4. Avoid raw, unpeeled fruits and vegetables. If it has a thick skin, however–like bananas, mangoes, cucumbers-or if you can wash it off with your own filtered water (say, an apple), it’s fine to eat. You can do without cold salads on your trip, but don’t forgo all healthy fruits and veggies–you may end up upsetting your stomach if you limit yourself to meats and carbs! And remember: Cooked vegetables are generally just fine. Strive for a somewhat balanced diet.

5. Always wash your hands before eating. The importance of this cannot be understated. On the street you likely won’t find a sink and soap, so always carry antibacterial hand gel with you.
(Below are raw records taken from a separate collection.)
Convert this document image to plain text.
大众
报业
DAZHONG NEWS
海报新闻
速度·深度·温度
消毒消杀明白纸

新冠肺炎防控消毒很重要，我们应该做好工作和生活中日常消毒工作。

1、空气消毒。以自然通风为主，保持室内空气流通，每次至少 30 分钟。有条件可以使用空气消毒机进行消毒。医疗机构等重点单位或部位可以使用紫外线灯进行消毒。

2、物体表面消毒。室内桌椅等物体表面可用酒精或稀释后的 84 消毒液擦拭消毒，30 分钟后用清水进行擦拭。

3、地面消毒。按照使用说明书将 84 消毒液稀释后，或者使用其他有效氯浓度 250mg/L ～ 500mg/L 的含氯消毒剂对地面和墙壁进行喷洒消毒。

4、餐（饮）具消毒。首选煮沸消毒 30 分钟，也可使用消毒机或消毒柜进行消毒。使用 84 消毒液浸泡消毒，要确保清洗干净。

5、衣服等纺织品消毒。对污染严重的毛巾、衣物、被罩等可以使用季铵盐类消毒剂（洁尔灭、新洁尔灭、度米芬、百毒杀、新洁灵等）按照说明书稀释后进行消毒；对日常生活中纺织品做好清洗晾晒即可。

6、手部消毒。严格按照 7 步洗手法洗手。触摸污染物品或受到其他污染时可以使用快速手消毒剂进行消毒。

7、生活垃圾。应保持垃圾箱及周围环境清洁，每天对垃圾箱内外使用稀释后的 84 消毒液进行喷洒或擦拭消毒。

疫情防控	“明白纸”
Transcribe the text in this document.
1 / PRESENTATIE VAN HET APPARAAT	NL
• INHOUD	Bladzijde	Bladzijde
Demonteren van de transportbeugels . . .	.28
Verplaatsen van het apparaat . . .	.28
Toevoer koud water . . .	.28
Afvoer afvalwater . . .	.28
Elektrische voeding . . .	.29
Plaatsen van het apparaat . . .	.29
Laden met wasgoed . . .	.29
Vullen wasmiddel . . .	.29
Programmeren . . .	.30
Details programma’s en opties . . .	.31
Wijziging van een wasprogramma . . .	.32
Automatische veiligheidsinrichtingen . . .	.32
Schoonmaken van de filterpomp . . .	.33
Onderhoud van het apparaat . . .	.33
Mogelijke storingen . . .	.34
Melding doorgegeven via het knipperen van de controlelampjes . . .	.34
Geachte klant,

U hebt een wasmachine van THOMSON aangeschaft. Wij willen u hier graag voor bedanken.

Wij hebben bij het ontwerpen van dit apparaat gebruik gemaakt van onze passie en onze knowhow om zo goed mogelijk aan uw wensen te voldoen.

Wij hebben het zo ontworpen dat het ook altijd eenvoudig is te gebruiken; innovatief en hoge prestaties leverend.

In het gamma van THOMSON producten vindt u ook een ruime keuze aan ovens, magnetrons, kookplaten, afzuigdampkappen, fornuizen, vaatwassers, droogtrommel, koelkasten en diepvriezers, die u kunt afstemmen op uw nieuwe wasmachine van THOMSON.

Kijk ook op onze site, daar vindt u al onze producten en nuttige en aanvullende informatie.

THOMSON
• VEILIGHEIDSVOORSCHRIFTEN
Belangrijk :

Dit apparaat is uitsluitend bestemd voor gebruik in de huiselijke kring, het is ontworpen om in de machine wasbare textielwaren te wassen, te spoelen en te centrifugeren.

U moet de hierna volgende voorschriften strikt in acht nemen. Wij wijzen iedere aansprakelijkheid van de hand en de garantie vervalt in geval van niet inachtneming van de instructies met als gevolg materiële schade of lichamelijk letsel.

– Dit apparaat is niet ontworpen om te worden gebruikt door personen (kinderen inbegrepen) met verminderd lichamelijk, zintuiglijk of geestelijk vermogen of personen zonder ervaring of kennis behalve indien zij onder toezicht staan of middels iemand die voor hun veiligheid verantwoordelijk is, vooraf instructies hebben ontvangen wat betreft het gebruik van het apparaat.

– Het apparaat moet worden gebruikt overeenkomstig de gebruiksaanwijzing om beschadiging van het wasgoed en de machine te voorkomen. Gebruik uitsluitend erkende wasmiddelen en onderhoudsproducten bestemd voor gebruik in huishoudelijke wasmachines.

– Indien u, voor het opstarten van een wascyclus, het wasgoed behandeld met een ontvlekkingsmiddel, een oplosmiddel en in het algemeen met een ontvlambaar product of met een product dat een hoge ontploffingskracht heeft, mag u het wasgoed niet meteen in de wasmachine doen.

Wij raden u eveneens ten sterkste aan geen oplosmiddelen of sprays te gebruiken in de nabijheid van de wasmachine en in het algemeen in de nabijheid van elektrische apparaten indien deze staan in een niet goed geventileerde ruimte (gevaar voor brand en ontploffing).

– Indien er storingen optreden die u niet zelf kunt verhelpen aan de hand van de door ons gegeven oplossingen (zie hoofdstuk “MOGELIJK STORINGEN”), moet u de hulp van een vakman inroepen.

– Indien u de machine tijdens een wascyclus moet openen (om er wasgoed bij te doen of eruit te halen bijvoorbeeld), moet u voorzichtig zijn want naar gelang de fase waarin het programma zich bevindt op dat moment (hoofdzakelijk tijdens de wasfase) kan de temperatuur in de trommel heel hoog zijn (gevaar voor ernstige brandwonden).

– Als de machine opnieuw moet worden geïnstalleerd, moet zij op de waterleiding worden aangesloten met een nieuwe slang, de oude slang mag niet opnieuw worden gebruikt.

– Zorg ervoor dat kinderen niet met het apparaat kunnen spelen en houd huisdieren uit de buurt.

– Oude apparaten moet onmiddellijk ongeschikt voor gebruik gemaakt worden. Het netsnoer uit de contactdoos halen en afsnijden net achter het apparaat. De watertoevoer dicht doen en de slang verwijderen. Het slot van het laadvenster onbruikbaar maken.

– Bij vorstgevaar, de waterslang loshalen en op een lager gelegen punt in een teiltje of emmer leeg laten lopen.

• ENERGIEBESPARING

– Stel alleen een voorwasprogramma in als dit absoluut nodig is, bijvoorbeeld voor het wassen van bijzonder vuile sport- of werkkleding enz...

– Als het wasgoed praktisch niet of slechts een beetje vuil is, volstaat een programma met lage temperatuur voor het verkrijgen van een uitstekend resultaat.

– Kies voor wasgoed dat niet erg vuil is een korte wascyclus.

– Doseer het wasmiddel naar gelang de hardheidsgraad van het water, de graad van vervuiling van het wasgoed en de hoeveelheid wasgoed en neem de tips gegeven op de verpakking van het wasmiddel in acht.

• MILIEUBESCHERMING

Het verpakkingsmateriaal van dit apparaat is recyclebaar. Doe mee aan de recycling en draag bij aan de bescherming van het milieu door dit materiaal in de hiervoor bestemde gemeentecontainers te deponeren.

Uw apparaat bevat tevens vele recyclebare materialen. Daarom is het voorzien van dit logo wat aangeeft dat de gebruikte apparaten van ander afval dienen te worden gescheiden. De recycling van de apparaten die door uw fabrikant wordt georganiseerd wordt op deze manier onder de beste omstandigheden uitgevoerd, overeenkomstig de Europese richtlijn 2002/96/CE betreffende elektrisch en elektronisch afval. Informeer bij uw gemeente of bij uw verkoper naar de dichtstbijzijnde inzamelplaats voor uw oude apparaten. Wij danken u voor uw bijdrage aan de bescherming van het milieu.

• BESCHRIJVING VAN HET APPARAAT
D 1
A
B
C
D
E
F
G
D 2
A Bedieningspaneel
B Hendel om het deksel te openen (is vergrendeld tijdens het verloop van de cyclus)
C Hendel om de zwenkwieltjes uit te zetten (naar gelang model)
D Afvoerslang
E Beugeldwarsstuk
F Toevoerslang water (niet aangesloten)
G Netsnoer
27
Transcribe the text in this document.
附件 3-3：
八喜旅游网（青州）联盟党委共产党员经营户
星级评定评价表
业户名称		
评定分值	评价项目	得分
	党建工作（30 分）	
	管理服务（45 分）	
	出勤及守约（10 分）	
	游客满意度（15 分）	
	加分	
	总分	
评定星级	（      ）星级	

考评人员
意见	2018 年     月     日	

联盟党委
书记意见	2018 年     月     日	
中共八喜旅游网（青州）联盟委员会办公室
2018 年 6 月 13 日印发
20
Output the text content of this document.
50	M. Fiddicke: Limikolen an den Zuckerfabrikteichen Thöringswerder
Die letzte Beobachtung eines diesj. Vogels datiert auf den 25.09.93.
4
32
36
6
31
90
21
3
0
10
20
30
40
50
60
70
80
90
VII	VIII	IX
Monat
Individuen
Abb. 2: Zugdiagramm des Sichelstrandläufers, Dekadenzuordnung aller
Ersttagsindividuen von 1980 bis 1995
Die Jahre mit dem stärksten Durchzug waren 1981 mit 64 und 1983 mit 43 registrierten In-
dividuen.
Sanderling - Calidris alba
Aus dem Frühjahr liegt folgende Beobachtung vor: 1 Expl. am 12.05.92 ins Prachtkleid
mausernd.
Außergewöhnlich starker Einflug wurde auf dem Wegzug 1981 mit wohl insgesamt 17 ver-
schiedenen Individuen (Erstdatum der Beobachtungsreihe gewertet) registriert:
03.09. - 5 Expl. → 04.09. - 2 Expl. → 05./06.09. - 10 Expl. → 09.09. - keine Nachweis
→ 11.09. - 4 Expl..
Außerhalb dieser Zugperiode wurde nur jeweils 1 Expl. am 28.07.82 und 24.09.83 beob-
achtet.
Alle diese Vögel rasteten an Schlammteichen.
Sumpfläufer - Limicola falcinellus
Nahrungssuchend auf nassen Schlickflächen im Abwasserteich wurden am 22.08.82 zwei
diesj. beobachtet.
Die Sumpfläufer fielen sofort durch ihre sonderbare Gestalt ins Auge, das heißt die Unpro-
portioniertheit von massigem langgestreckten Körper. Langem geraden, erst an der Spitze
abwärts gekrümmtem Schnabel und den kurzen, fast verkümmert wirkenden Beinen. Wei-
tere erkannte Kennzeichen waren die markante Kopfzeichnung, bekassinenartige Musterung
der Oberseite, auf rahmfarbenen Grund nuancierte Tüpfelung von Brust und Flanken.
6. Be prepared. Take care to travel with a good first-aid kit that includes, among other items, oral rehydration salts, antacids, and antidiarrheals. But don’t reach for the latter at the first sign of a problem–often a bad stomach bout only requires time, rest, bland foods, and lots of fluids. It also pays to research what local food to ask for if you do fall ill, as the local remedy is often both tastier and more effective than plain toast and chicken broth! Depending on where you’re going, you may want to ask your doctor about traveling with a dose of antibiotics (and instructions on when to take them) just in case.

The most memorable and delicious travel experiences often come at the hand of a street-food vendor. Don’t let fear prevent you from digging in–the responsible way.